If for example, we want to correct a washed out sky, we can click on the line in the highlights region of the graph then drag it down. You will see as you drag down, our straight line turns to a curve, the highlights become darker, but also so do our shadow areas. To counter this we can click in the shadow areas and drag the line upwards, giving us an S curve. The negative side to this is that we lower the contrast a bit. If we wanted to boost the contrast we can reverse that S curve, that is lower the shadow areas and increase the highlights. The beauty of the curve is that we can still boost contrast and save our blown sky. By increasing the exposure in the area just to the right of the mid-tones and lowering in the shadow areas we boost the contrast but will blow the sky a little. Now if we go to the area to the right of the highlights region close to the edge of the graph we can drag the curve down a little, recovering those lost highlights. It is this almost infinite control that makes curves so powerful.
Recovering Lost Details Using Curves
Another useful feature of curves is to attempt to recover blown highlights and lost shadows, in other words clipping. As we said the left end of the graph is the dark areas with the left edge being the blacks. If we have lost detail in the blacks we can slide the leftmost edge of the curve line upwards, lightening the absolute black and introducing some detail into the shadows. Depending on your exposure, you might also introduce some noise in the shadows too. The same is true for lost highlights, you may be able to recover at least some of them by clicking the curve line at the very right hand edge of the graph and dragging it down.
Manipulating Color Using Curves
At the top we mentioned that you can also control color using curves. To do this, at the top of the curves window is the channel selector. By default it is set to RGB, in other words it manipulates the Red, Green and Blue channels together and by the same amounts.

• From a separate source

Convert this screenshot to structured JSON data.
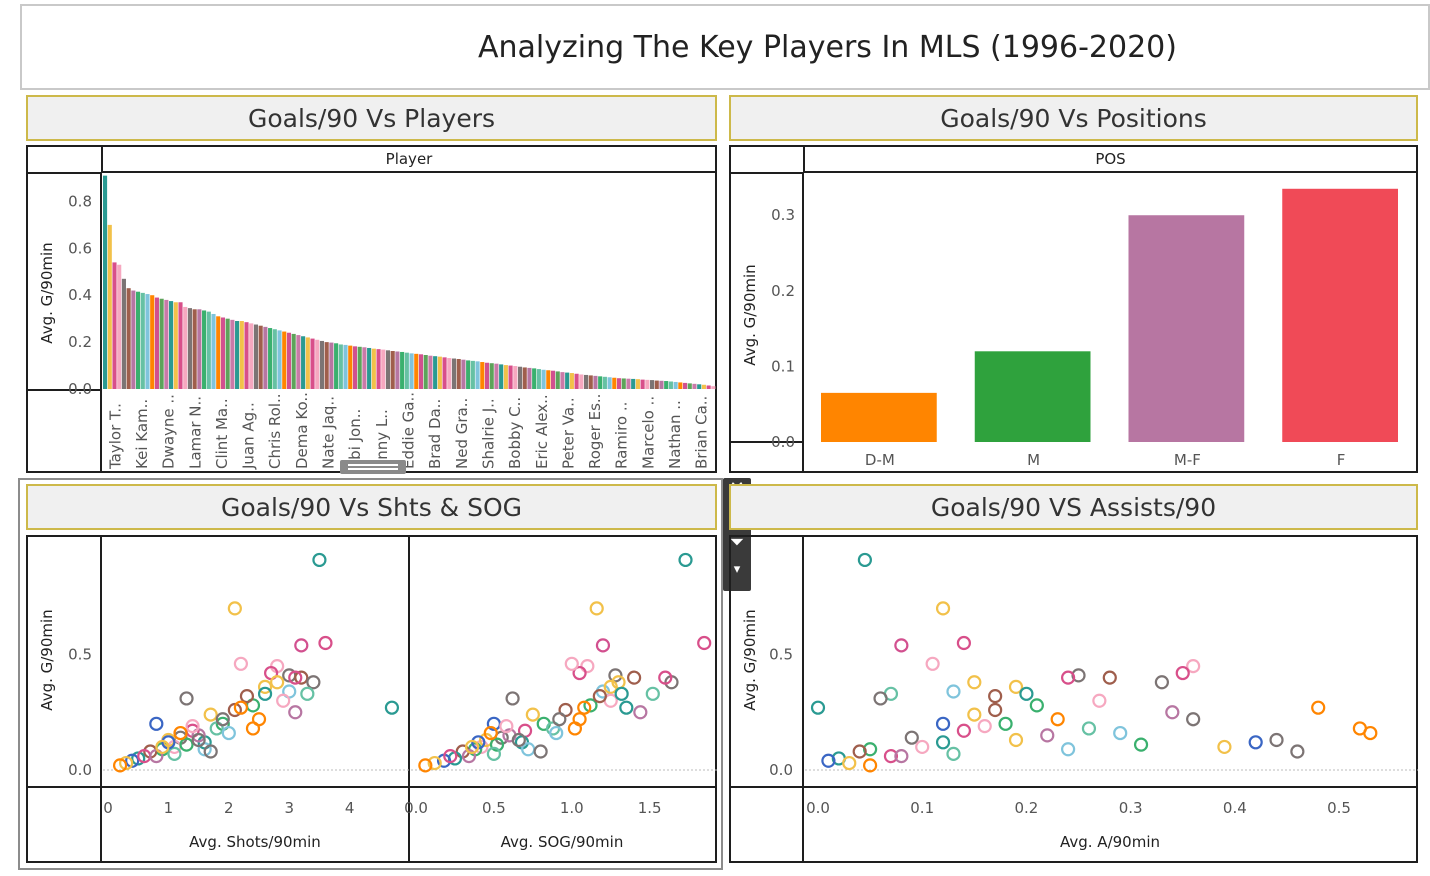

However by clicking on the drop down box you can choose to create a curve in just a single primary color channel. An example of why you might do this is if you have some blueness in your shadows. To eliminate the excessive blue, you would select the blue channel and drag the curve down near the right end of the graph. You will see the entire image swings blue but to counter this you can select a point between the shadow and mid-tones and drag the curve upwards, restoring the neutrality to the overall color.
Curves are an immensely powerful tool that you can use to control the look of your images. Don’t be afraid to try them and experiment with what they can do and you will soon pick up how they work.